Мы получили их от деда, в тот самый день, когда сверчки и раковины отделили нас друг от друга. Навсегда. Теперь-то я думаю, что он не особенно ломал голову над тем, как нас назвать, хотя… Анук – единственное сочетание букв, которое идет фиалковым глазам. От деда же мы унаследовали фамилию – Кутарба. Анук – для того, чтобы сразу же забыть о ней, а я – для того, чтобы постоянно о ней помнить. Гай Кутарба или Ги Кутарба, как называла меня моя первая женщина, которой я обязан карьерой и раскрученным до тошноты брэндом. Парфюмерная линия «Guy Cutarba», Анук умерла бы со смеху. Моя первая женщина тоже вызывала у нее ироническую улыбку, и уже одно это можно было считать достижением: обычно Анук никак не реагировала на женщин. Она отказывала им в праве на существование. Тем более – сорокалетним, тем более – преуспевающим, а Мари-Кристин была именно такой: сорокалетней и преуспевающей, ни единого кольца на пальцах и девственные мочки ушей, не замутненные жемчугом. Модный дом «Sauvat & Moustaki», где Мари-Кристин принадлежала первая из двух фамилий. «Шлюха & Педик», именно так звучал вольный перевод с французского в исполнении Анук. Впрочем, переводов было несколько, они постоянно варьировались и пребывали в рабской зависимости от ее настроения: «Грымза & Араб», «Надеть & Умереть», «Лучше голой», «Радость бедуина» и даже «Я охреневаю, сэконд-хенд».
«Сэконд-хенд» относилось к Мари-Кристин.
Она никогда не выбирала выражений, моя девочка, что уж тут поделаешь. Но это было единственное, чего она не выбирала. В остальном выбор был за ней.

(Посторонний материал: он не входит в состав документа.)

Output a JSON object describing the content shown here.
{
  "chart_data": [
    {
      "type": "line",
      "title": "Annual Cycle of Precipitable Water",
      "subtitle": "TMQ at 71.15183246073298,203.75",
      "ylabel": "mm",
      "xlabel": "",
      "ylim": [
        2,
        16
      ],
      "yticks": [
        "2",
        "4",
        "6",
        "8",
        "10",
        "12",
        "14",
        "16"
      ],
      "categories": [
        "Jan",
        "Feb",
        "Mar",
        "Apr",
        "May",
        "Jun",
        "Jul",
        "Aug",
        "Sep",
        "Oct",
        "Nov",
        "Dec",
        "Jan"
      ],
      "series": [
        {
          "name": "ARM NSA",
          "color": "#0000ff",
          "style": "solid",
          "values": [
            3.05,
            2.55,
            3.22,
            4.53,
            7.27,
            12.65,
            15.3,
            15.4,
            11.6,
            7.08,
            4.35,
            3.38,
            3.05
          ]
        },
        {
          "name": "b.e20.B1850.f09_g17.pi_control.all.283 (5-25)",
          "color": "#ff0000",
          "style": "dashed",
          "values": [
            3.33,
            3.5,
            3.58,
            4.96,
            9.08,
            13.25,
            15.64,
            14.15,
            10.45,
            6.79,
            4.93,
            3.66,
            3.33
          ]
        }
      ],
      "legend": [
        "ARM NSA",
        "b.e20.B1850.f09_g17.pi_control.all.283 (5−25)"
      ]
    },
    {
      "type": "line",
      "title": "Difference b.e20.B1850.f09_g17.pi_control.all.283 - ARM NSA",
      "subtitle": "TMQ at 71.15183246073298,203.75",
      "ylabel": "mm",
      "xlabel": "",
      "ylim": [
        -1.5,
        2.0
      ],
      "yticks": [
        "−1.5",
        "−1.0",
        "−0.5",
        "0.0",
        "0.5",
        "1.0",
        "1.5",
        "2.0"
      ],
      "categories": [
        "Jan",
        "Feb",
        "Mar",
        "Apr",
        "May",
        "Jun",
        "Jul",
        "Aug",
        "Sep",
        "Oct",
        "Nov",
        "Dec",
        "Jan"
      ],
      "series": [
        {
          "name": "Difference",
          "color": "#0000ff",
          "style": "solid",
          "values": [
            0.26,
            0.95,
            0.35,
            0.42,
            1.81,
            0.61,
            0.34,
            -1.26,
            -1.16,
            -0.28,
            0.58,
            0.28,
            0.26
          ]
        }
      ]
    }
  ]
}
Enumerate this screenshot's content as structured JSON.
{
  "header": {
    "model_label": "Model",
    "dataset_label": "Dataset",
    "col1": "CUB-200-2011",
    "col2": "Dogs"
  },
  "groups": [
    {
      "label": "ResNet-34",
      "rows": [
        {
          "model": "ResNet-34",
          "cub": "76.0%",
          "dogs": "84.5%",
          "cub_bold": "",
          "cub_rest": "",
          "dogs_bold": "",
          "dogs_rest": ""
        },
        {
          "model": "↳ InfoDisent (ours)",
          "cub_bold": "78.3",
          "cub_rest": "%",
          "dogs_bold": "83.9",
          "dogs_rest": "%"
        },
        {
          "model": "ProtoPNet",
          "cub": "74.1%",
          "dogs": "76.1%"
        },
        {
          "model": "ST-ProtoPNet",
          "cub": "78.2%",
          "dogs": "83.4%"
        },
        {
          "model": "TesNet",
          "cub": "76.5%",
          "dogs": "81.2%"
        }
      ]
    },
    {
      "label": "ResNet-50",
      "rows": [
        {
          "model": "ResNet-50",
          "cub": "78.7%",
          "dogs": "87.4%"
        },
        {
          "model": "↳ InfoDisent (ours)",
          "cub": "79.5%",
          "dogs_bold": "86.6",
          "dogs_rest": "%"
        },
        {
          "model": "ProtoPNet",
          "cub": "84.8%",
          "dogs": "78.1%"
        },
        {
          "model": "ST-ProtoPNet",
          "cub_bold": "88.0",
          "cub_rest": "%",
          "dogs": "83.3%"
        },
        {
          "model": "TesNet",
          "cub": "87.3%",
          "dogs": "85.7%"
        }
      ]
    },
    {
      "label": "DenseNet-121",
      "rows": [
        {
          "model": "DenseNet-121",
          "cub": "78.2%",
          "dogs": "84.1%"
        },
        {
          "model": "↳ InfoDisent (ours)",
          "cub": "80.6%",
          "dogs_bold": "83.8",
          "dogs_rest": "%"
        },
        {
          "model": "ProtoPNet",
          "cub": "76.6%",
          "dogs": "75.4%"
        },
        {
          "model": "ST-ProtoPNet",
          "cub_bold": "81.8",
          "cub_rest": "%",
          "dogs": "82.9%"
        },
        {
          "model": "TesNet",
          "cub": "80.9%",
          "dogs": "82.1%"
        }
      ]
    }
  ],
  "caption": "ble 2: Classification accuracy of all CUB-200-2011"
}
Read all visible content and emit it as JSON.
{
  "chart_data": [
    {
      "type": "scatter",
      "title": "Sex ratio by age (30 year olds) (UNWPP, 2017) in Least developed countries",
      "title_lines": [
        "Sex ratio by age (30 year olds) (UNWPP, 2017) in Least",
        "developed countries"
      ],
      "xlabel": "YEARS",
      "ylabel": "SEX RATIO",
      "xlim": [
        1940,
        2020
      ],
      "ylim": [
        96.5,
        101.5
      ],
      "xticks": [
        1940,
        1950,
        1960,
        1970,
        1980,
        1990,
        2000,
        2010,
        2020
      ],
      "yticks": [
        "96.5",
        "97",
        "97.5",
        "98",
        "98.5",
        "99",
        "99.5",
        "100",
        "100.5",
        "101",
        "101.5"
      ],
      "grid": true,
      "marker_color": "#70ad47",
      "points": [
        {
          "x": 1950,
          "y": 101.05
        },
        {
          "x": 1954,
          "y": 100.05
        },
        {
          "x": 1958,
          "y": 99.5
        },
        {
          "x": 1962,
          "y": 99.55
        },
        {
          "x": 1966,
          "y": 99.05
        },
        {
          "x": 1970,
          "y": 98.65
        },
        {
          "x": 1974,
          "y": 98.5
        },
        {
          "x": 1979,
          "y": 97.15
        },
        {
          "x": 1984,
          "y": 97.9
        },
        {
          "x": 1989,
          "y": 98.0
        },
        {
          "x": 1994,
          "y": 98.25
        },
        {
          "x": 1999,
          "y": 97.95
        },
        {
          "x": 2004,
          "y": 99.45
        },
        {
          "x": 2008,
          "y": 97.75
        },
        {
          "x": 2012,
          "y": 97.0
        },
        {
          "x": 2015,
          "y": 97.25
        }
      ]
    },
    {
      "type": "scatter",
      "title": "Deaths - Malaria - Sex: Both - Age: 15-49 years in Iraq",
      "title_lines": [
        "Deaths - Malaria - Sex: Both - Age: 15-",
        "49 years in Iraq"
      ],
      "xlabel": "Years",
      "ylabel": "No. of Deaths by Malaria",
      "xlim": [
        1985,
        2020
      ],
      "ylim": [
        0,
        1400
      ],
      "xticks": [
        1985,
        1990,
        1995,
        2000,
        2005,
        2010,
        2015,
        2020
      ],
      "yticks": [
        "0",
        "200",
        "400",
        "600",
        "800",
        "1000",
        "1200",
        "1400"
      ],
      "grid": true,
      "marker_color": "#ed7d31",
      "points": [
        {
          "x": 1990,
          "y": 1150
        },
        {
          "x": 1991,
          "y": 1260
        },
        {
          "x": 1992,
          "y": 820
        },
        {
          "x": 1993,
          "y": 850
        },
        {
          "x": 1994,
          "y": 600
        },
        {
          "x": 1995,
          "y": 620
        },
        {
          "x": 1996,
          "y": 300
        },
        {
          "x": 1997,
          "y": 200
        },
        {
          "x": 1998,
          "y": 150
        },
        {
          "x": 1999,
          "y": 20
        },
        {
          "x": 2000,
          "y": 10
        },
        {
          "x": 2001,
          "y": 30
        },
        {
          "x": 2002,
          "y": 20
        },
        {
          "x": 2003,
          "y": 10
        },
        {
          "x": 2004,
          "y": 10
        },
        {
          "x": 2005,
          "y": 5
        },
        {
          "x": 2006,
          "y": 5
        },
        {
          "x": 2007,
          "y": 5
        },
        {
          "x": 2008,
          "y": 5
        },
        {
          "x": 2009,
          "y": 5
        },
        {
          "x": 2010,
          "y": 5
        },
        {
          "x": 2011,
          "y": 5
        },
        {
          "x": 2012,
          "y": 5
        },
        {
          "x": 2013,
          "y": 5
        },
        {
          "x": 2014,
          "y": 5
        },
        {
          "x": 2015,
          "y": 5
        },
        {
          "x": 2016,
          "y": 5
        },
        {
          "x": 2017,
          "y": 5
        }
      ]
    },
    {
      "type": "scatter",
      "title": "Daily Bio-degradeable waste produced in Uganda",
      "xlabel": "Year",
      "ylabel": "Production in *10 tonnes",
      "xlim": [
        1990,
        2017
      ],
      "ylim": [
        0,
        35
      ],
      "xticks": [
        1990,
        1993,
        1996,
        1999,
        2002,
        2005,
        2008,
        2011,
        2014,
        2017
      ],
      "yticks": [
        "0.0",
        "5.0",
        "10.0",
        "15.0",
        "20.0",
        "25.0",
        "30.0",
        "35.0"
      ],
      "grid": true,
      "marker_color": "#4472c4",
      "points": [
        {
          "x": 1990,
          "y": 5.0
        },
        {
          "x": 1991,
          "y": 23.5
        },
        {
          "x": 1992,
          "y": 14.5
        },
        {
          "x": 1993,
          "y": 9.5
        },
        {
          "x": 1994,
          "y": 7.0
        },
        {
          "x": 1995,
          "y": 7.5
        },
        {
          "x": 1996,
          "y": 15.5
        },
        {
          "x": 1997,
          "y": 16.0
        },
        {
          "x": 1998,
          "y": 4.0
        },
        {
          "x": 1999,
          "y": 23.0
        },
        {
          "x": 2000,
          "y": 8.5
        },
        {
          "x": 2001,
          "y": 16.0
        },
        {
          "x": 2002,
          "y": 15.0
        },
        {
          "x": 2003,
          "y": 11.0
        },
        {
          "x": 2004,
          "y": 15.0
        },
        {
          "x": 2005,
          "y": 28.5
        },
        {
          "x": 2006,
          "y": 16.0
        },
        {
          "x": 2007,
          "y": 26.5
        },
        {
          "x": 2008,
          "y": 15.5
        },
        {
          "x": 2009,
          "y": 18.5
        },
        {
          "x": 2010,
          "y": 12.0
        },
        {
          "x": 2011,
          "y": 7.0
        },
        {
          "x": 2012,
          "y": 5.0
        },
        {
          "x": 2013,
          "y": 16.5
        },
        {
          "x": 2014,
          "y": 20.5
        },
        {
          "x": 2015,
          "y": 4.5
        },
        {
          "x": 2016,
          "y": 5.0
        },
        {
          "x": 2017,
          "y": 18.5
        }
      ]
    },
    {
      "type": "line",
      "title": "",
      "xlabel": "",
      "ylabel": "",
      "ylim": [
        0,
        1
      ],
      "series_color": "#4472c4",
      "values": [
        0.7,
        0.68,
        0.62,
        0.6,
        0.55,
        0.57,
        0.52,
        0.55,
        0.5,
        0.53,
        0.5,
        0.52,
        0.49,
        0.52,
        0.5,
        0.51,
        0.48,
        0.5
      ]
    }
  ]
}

Она могла получить что угодно, стоило ей только ткнуть фиалковым взглядом в это самое «что угодно»: вид на жительство в Северной Корее, гравюры Дюрера, лунный грунт, визитку Святого Петра, идущую в комплекте с ключами от царствия небесного. И говорящего скворца. И ручную игуану. А о такой мелочи, как мужчины, и говорить не приходится. Но фишка состояла в том, что и получать Анук не любила, – она предпочитала красть. Просто так, из любви к чистому искусству. И было совсем неважно, что перед ней – вещь или человек, – Анук возбуждал сам факт кражи. И чем бессмысленней была кража, тем упоительнее она казалась.
Я хорошо помню ее первый по-настоящему удачный опыт: нам по шесть лет, и мы только что похоронили стрекозу; дед спит в дальней комнате Дома, по виноградным листьям ползет солнечный луч, и бороться с искушением накрыть его ладонью невозможно.
– Не трогай, – глаза Анук зажмурены (в память о стрекозе), но я точно знаю, что она наблюдает за мной.
– Это почему? – мне нравится дразнить Анук, от этого по спине пробегает холодок.